Why is this grammar LL(1) even though all the FIRST sets are the same?


Consider the following CFG:

S := AbC

A := aA | epsilon

C := Ac

Here, FIRST(A) = FIRST(B) = FIRST(C) = {a, ε}, so all the FIRST sets are the same. However, this grammar is supposedly LL(1). How is that possible? Wouldn't that mean that there would be a bunch of FIRST/FIRST conflicts everywhere?


Solution

  • There's nothing fundamentally wrong about having multiple nonterminals that have the same FIRST sets. Things only become problematic if you have multiple nonterminals with overlapping FIRST or FOLLOW sets in a context where you have to choose between a number of production options.

    As an example, consider this simple grammar:

    A → bB | cC

    B → b | c

    C → b | c

    Notice that all three of A, B, and C have the same FIRST set, namely {b, c}. But this grammar is also LL(1). While you can formally convince yourself of this by writing out the actual LL(1) parsing table, you can think of this in another way as well. Imagine you're reading the nonterminal A, and you see the character b. Which production should you pick: A → bB, or A → cC? Well, there's no reason to pick A → cC, because that would put c at the front of your string. So don't pick that one. Instead, pick A → bB. Similarly, suppose you're reading an A and you see the character c. Which production should you pick? You'd never want to pick A → bB, since that would put b at the front of your string. Instead, you'd pick A → cC.

    Notice that in this discussion, we never stopped to think about what FIRST(B) or FIRST(C) was.

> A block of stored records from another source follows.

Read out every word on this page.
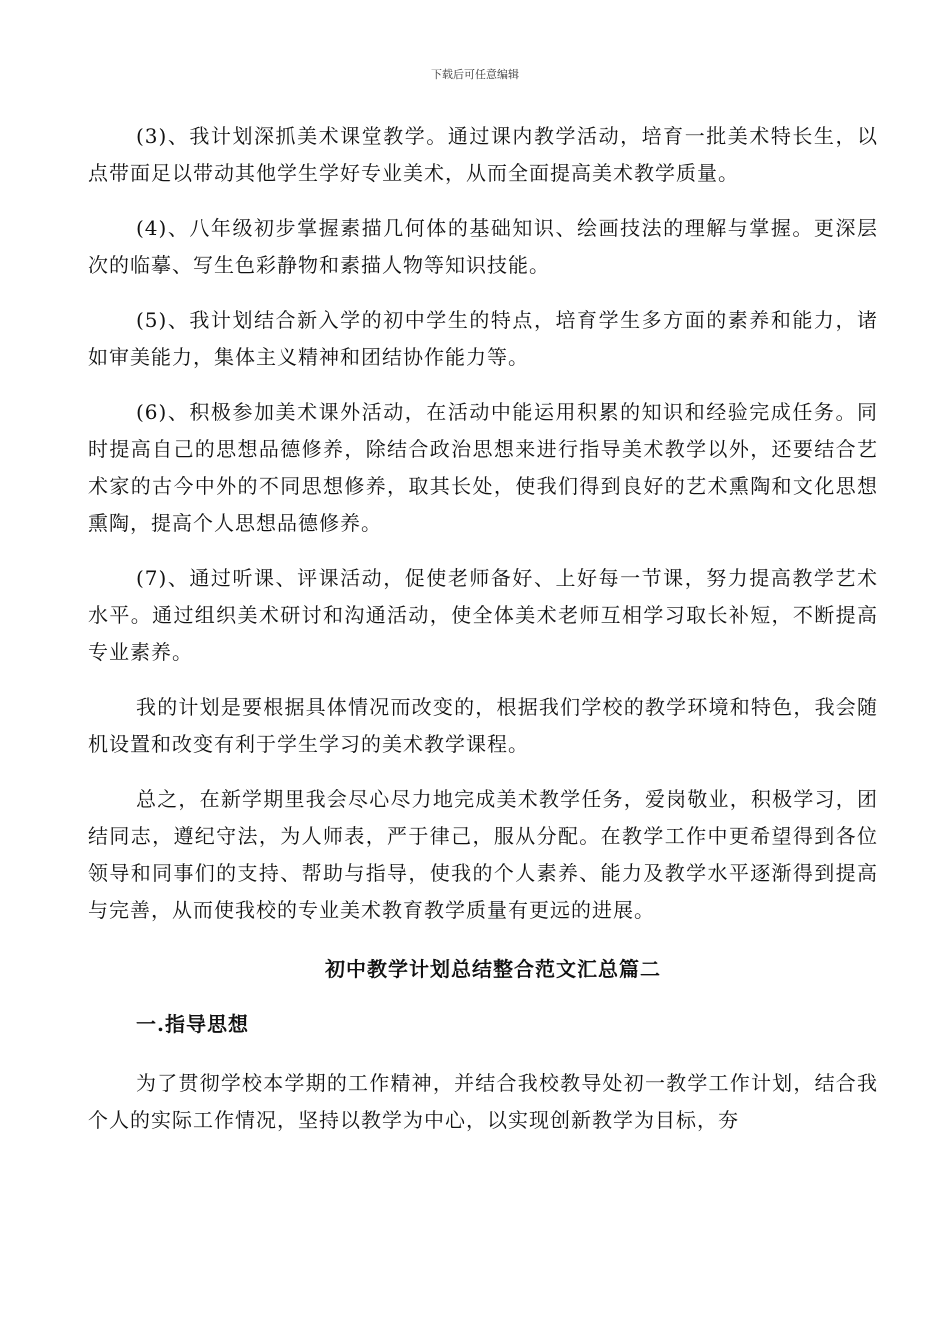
下载后可任意编辑

(3)、我计划深抓美术课堂教学。通过课内教学活动，培育一批美术特长生，以点带面足以带动其他学生学好专业美术，从而全面提高美术教学质量。

(4)、八年级初步掌握素描几何体的基础知识、绘画技法的理解与掌握。更深层次的临摹、写生色彩静物和素描人物等知识技能。

(5)、我计划结合新入学的初中学生的特点，培育学生多方面的素养和能力，诸如审美能力，集体主义精神和团结协作能力等。

(6)、积极参加美术课外活动，在活动中能运用积累的知识和经验完成任务。同时提高自己的思想品德修养，除结合政治思想来进行指导美术教学以外，还要结合艺术家的古今中外的不同思想修养，取其长处，使我们得到良好的艺术熏陶和文化思想熏陶，提高个人思想品德修养。

(7)、通过听课、评课活动，促使老师备好、上好每一节课，努力提高教学艺术水平。通过组织美术研讨和沟通活动，使全体美术老师互相学习取长补短，不断提高专业素养。

我的计划是要根据具体情况而改变的，根据我们学校的教学环境和特色，我会随机设置和改变有利于学生学习的美术教学课程。

总之，在新学期里我会尽心尽力地完成美术教学任务，爱岗敬业，积极学习，团结同志，遵纪守法，为人师表，严于律己，服从分配。在教学工作中更希望得到各位领导和同事们的支持、帮助与指导，使我的个人素养、能力及教学水平逐渐得到提高与完善，从而使我校的专业美术教育教学质量有更远的进展。

初中教学计划总结整合范文汇总篇二
一.指导思想

为了贯彻学校本学期的工作精神，并结合我校教导处初一教学工作计划，结合我个人的实际工作情况，坚持以教学为中心，以实现创新教学为目标，夯
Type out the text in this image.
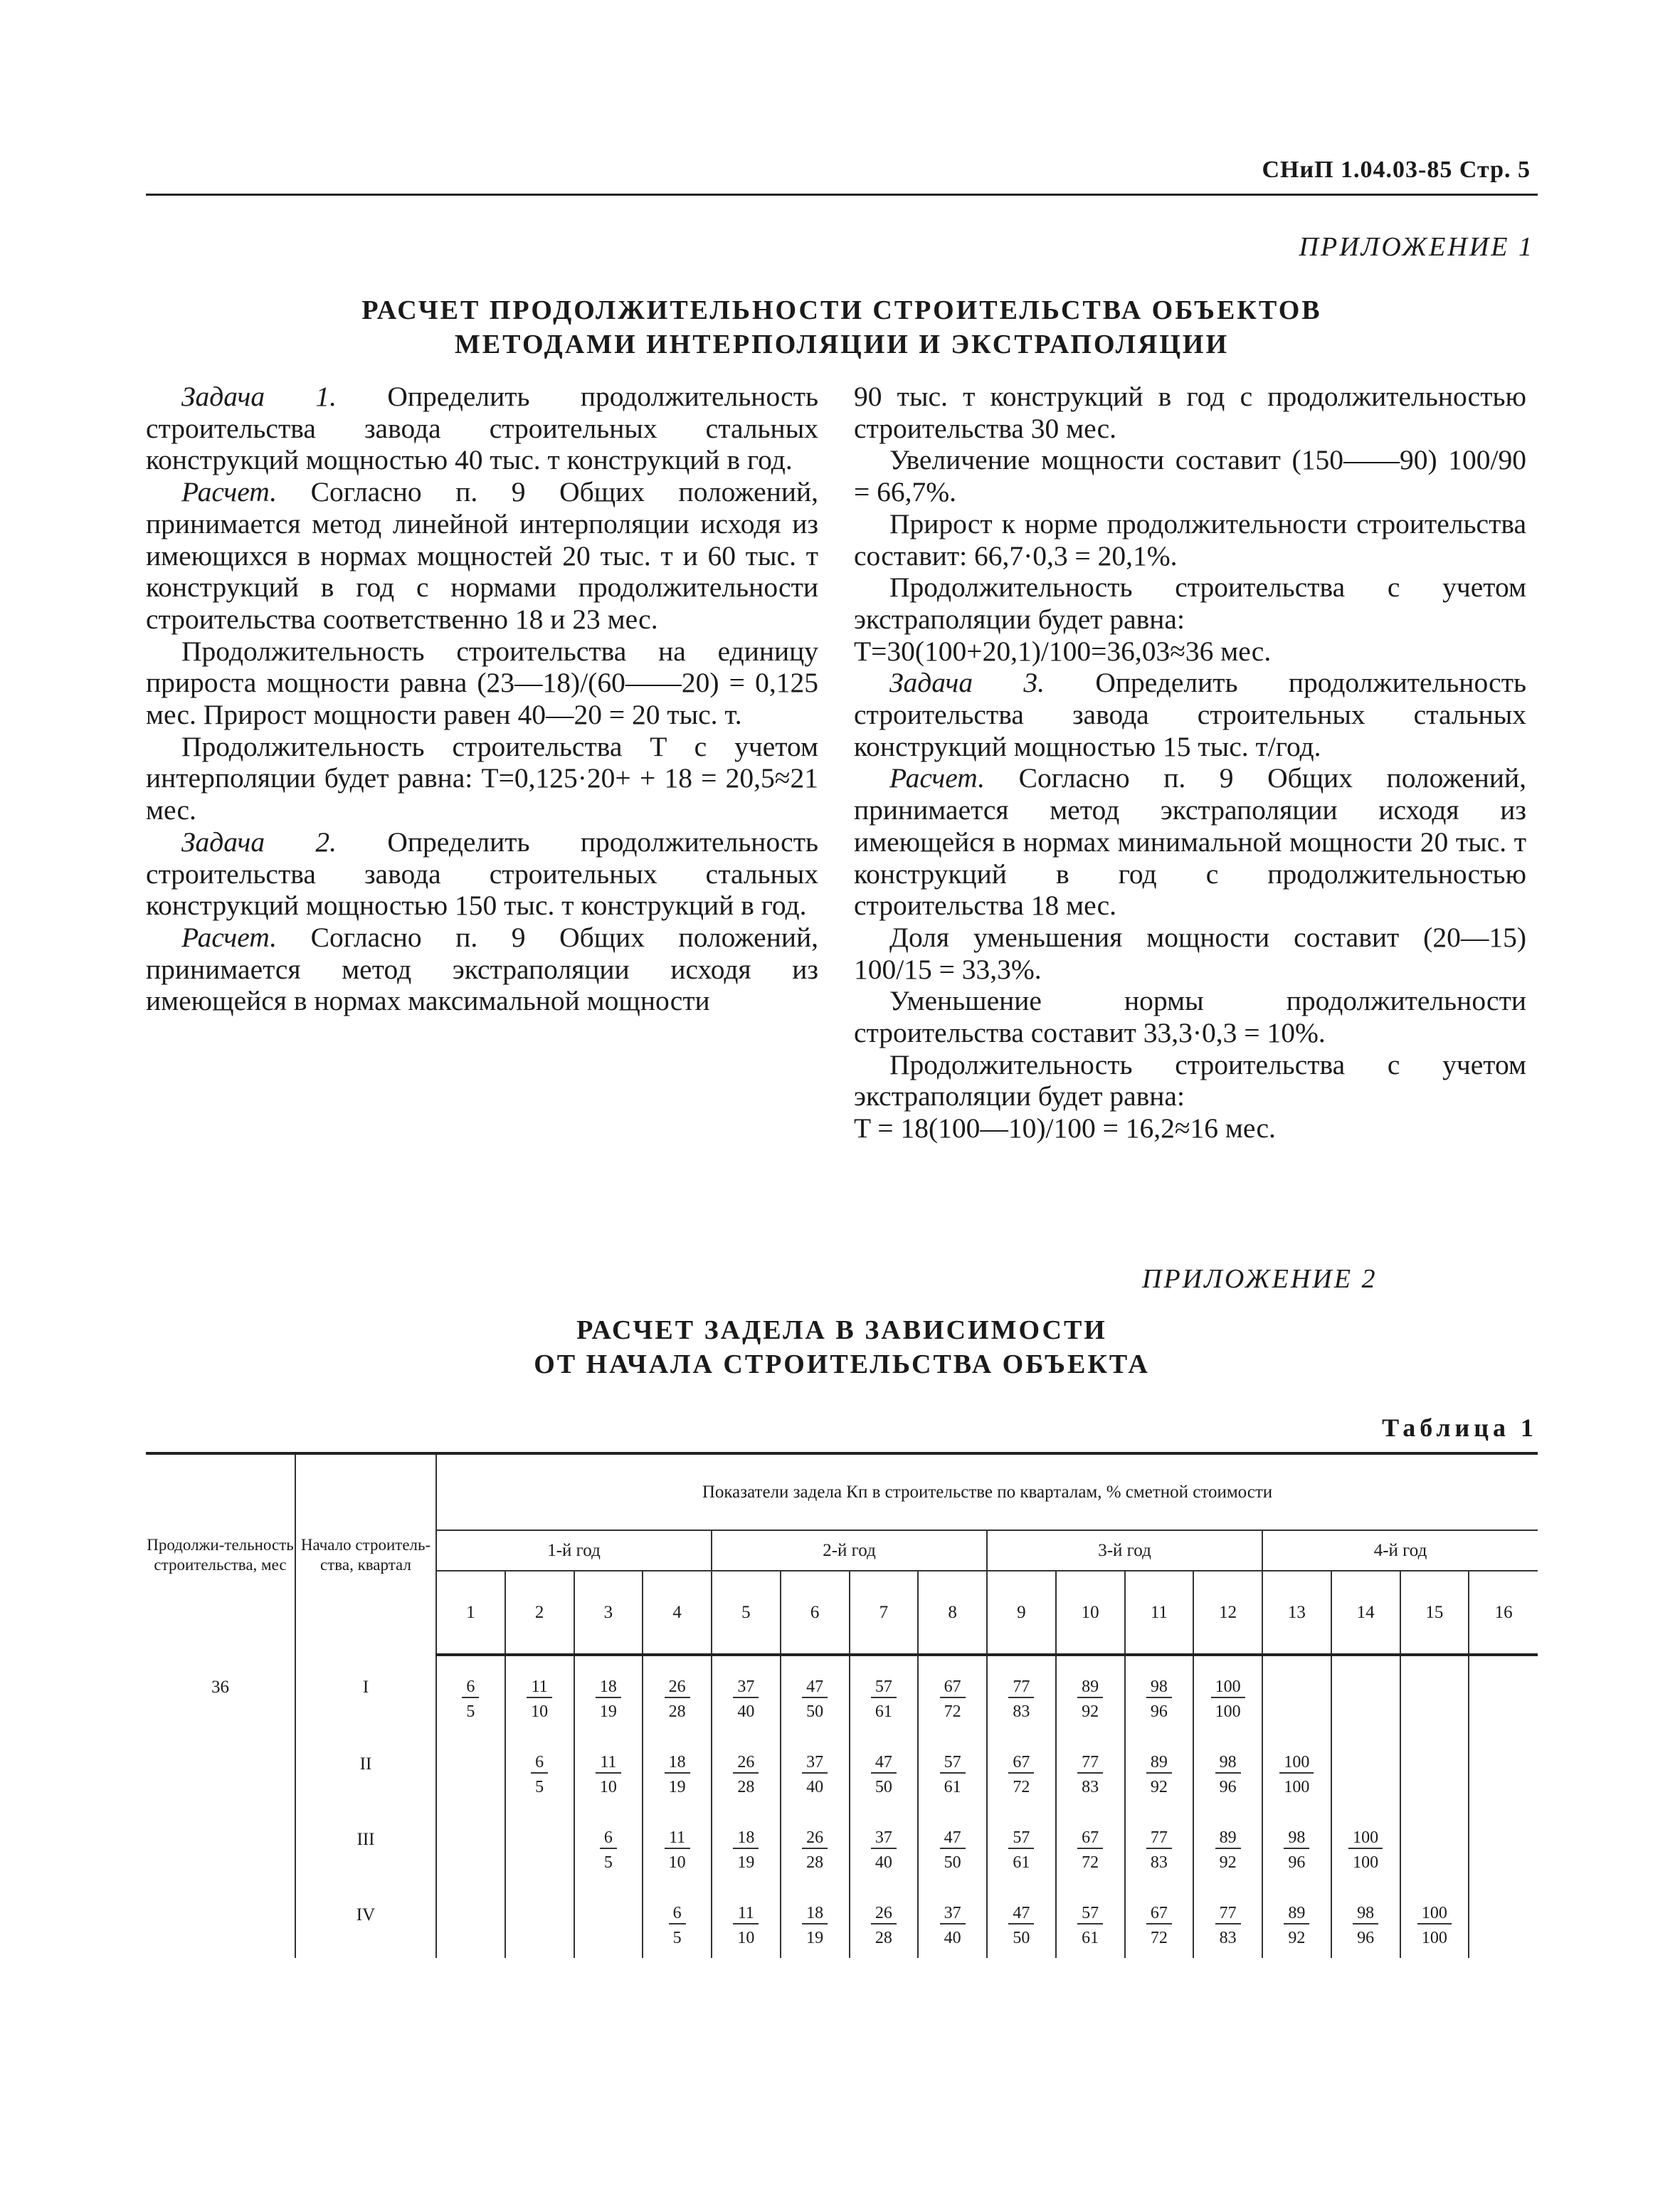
СНиП 1.04.03-85 Стр. 5
ПРИЛОЖЕНИЕ 1
РАСЧЕТ ПРОДОЛЖИТЕЛЬНОСТИ СТРОИТЕЛЬСТВА ОБЪЕКТОВ
МЕТОДАМИ ИНТЕРПОЛЯЦИИ И ЭКСТРАПОЛЯЦИИ

Задача 1. Определить продолжительность строительства завода строительных стальных конструкций мощностью 40 тыс. т конструкций в год.

Расчет. Согласно п. 9 Общих положений, принимается метод линейной интерполяции исходя из имеющихся в нормах мощностей 20 тыс. т и 60 тыс. т конструкций в год с нормами продолжительности строительства соответственно 18 и 23 мес.

Продолжительность строительства на единицу прироста мощности равна (23—18)/(60——20) = 0,125 мес. Прирост мощности равен 40—20 = 20 тыс. т.

Продолжительность строительства T с учетом интерполяции будет равна: T=0,125·20+ + 18 = 20,5≈21 мес.

Задача 2. Определить продолжительность строительства завода строительных стальных конструкций мощностью 150 тыс. т конструкций в год.

Расчет. Согласно п. 9 Общих положений, принимается метод экстраполяции исходя из имеющейся в нормах максимальной мощности

90 тыс. т конструкций в год с продолжительностью строительства 30 мес.

Увеличение мощности составит (150——90) 100/90 = 66,7%.

Прирост к норме продолжительности строительства составит: 66,7·0,3 = 20,1%.

Продолжительность строительства с учетом экстраполяции будет равна:

T=30(100+20,1)/100=36,03≈36 мес.

Задача 3. Определить продолжительность строительства завода строительных стальных конструкций мощностью 15 тыс. т/год.

Расчет. Согласно п. 9 Общих положений, принимается метод экстраполяции исходя из имеющейся в нормах минимальной мощности 20 тыс. т конструкций в год с продолжительностью строительства 18 мес.

Доля уменьшения мощности составит (20—15) 100/15 = 33,3%.

Уменьшение нормы продолжительности строительства составит 33,3·0,3 = 10%.

Продолжительность строительства с учетом экстраполяции будет равна:

T = 18(100—10)/100 = 16,2≈16 мес.

ПРИЛОЖЕНИЕ 2
РАСЧЕТ ЗАДЕЛА В ЗАВИСИМОСТИ
ОТ НАЧАЛА СТРОИТЕЛЬСТВА ОБЪЕКТА
Таблица 1
Продолжи-тельность строительства, мес	Начало строитель-ства, квартал	Показатели задела Кп в строительстве по кварталам, % сметной стоимости															
		1-й год				2-й год				3-й год				4-й год			
		1	2	3	4	5	6	7	8	9	10	11	12	13	14	15	16

36	I	$\frac{6}{5}$	$\frac{11}{10}$	$\frac{18}{19}$	$\frac{26}{28}$	$\frac{37}{40}$	$\frac{47}{50}$	$\frac{57}{61}$	$\frac{67}{72}$	$\frac{77}{83}$	$\frac{89}{92}$	$\frac{98}{96}$	$\frac{100}{100}$

	II		$\frac{6}{5}$	$\frac{11}{10}$	$\frac{18}{19}$	$\frac{26}{28}$	$\frac{37}{40}$	$\frac{47}{50}$	$\frac{57}{61}$	$\frac{67}{72}$	$\frac{77}{83}$	$\frac{89}{92}$	$\frac{98}{96}$	$\frac{100}{100}$

	III			$\frac{6}{5}$	$\frac{11}{10}$	$\frac{18}{19}$	$\frac{26}{28}$	$\frac{37}{40}$	$\frac{47}{50}$	$\frac{57}{61}$	$\frac{67}{72}$	$\frac{77}{83}$	$\frac{89}{92}$	$\frac{98}{96}$	$\frac{100}{100}$

	IV				$\frac{6}{5}$	$\frac{11}{10}$	$\frac{18}{19}$	$\frac{26}{28}$	$\frac{37}{40}$	$\frac{47}{50}$	$\frac{57}{61}$	$\frac{67}{72}$	$\frac{77}{83}$	$\frac{89}{92}$	$\frac{98}{96}$	$\frac{100}{100}$
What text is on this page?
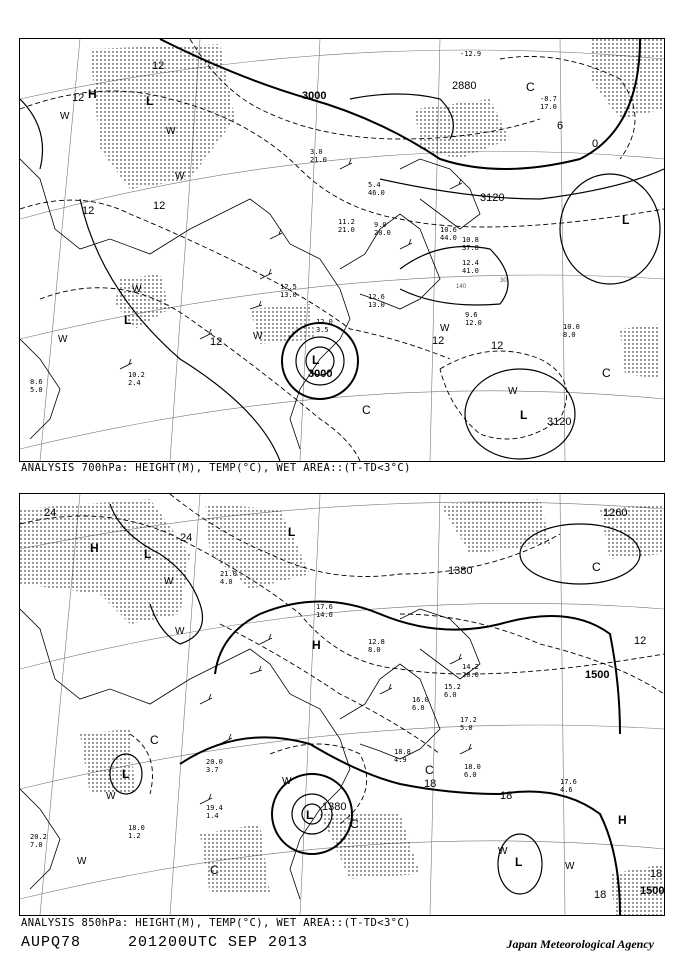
3000
2880
3120
3120
3000
12
12
12
12
12	12	12
0
6
H	L
L
L
L
L
C
C
C
W
W
W
W
W
W
W
W
12.5 13.0
11.2 21.0
9.0 20.0	10.6 44.0 10.8 37.0
12.4 41.0
12.6 13.0
9.6 12.0	10.0 8.0
10.2 2.4
8.6 5.0
12.0 3.5
3.0 21.0
5.4 46.0
-12.9
-8.7 17.0
30
140
ANALYSIS 700hPa: HEIGHT(M), TEMP(°C), WET AREA::(T-TD<3°C)
1380
1260
1500
1380
1500
24
24
12
18
18
18
18
H
H
H
L
L
L
L
L
C
C
C
C
C
W
W
W
W
W
W
W
17.6 14.0
12.8 8.0
14.2 20.0
16.0 6.0
18.0 6.0
17.6 4.6
19.4 1.4
18.0 1.2
20.2 7.0
15.2 6.0
17.2 5.0
20.0 3.7
21.0 4.0
18.8 4.9
ANALYSIS 850hPa: HEIGHT(M), TEMP(°C), WET AREA::(T-TD<3°C)
AUPQ78	201200UTC SEP 2013	Japan Meteorological Agency
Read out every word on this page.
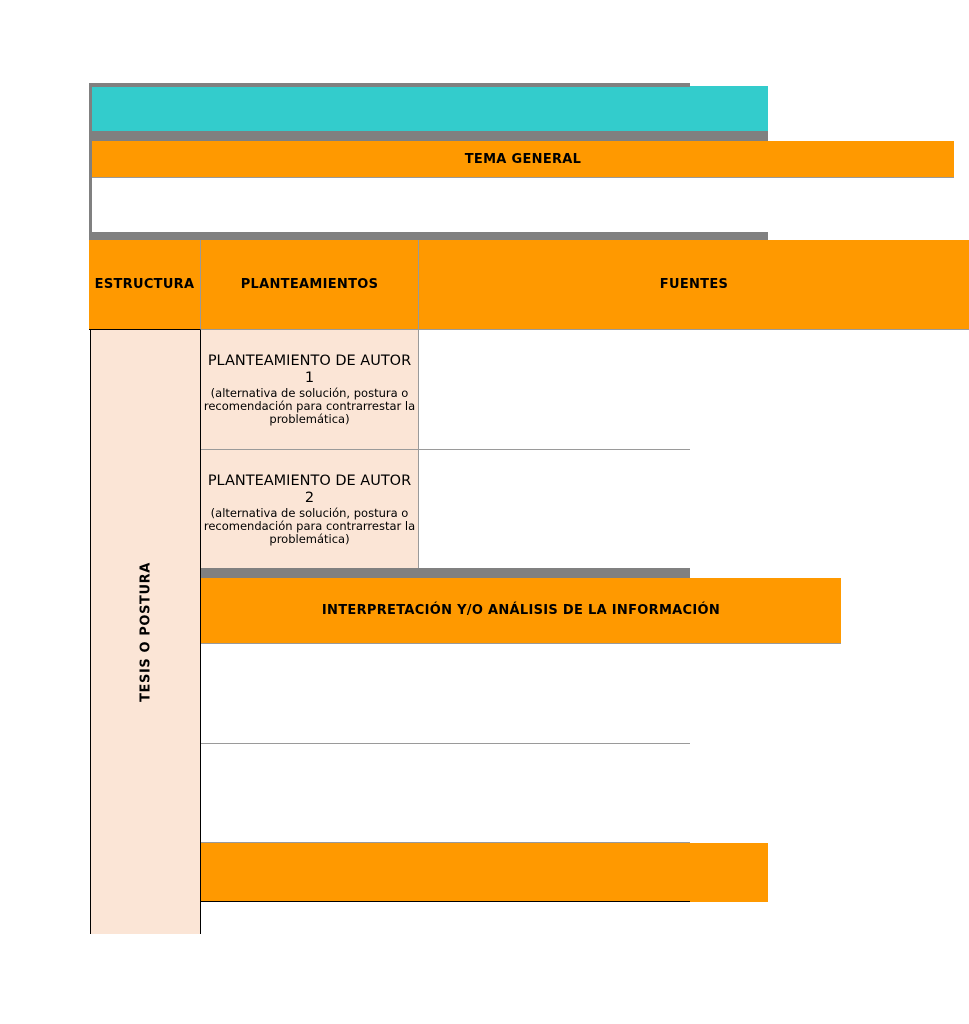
TEMA GENERAL
ESTRUCTURA	PLANTEAMIENTOS	FUENTES
TESIS O POSTURA
PLANTEAMIENTO DE AUTOR 1
(alternativa de solución, postura o recomendación para contrarrestar la problemática)
PLANTEAMIENTO DE AUTOR 2
(alternativa de solución, postura o recomendación para contrarrestar la problemática)
INTERPRETACIÓN Y/O ANÁLISIS DE LA INFORMACIÓN
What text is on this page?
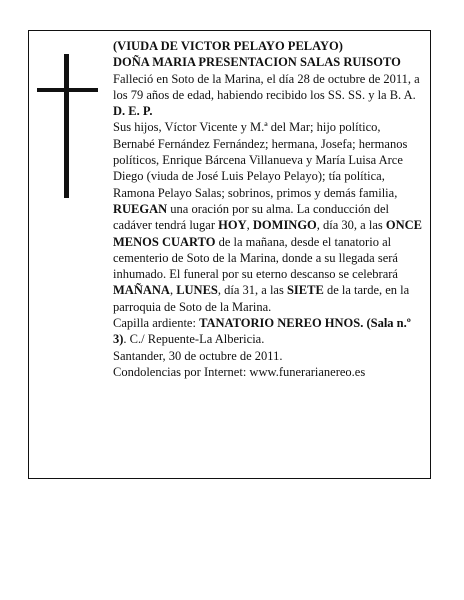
(VIUDA DE VICTOR PELAYO PELAYO)

DOÑA MARIA PRESENTACION SALAS RUISOTO

Falleció en Soto de la Marina, el día 28 de octubre de 2011, a los 79 años de edad, habiendo recibido los SS. SS. y la B. A.

D. E. P.

Sus hijos, Víctor Vicente y M.ª del Mar; hijo político, Bernabé Fernández Fernández; hermana, Josefa; hermanos políticos, Enrique Bárcena Villanueva y María Luisa Arce Diego (viuda de José Luis Pelayo Pelayo); tía política, Ramona Pelayo Salas; sobrinos, primos y demás familia,

RUEGAN una oración por su alma. La conducción del cadáver tendrá lugar HOY, DOMINGO, día 30, a las ONCE MENOS CUARTO de la mañana, desde el tanatorio al cementerio de Soto de la Marina, donde a su llegada será inhumado. El funeral por su eterno descanso se celebrará MAÑANA, LUNES, día 31, a las SIETE de la tarde, en la parroquia de Soto de la Marina.

Capilla ardiente: TANATORIO NEREO HNOS. (Sala n.º 3). C./ Repuente-La Albericia.

Santander, 30 de octubre de 2011.

Condolencias por Internet: www.funerarianereo.es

It simply didn't come up because we never needed to know what characters could be produced there.

    Now, let's look at your example. If you're trying to expand an S, there's only one possible production to apply, which is S → AbC. So there's no possible conflict here; when you see S, you always apply that rule. Similarly, if you're trying to expand a C, there's no choice of what to do. You have to expand C → Ac.

    So now let's think about the nonterminal A, where there really is a choice of what to do next. If you see the character a, then we have to decide - do we expand out A → aA, or do we expand out A → ε? In answering that question, we have to think about the FOLLOW set of A, since the production A → ε would only make sense to pick if we saw a terminal symbol where we basically just want to get A out of the way. Here, FOLLOW(A) = {b, c}, with the b coming from the production S → AbC and the c coming from the production C → Ac. So we'd only pick A → ε if we see b or c, not if we see a. That means that

    • on reading a, we pick A → aA, and
    • on reading b o r c, we pick A → ε.

    Notice that in this discussion we never needed to think about what FIRST(B) or FIRST(C) was. In fact, we never even needed to look at what FIRST(A) was either! So that's why there isn't necessarily a conflict. Were we to encounter a scenario where we needed to compare FIRST(A) against FIRST(B) or something like that, then yes, we'd definitely have a conflict. But that never came up, so no conflict exists.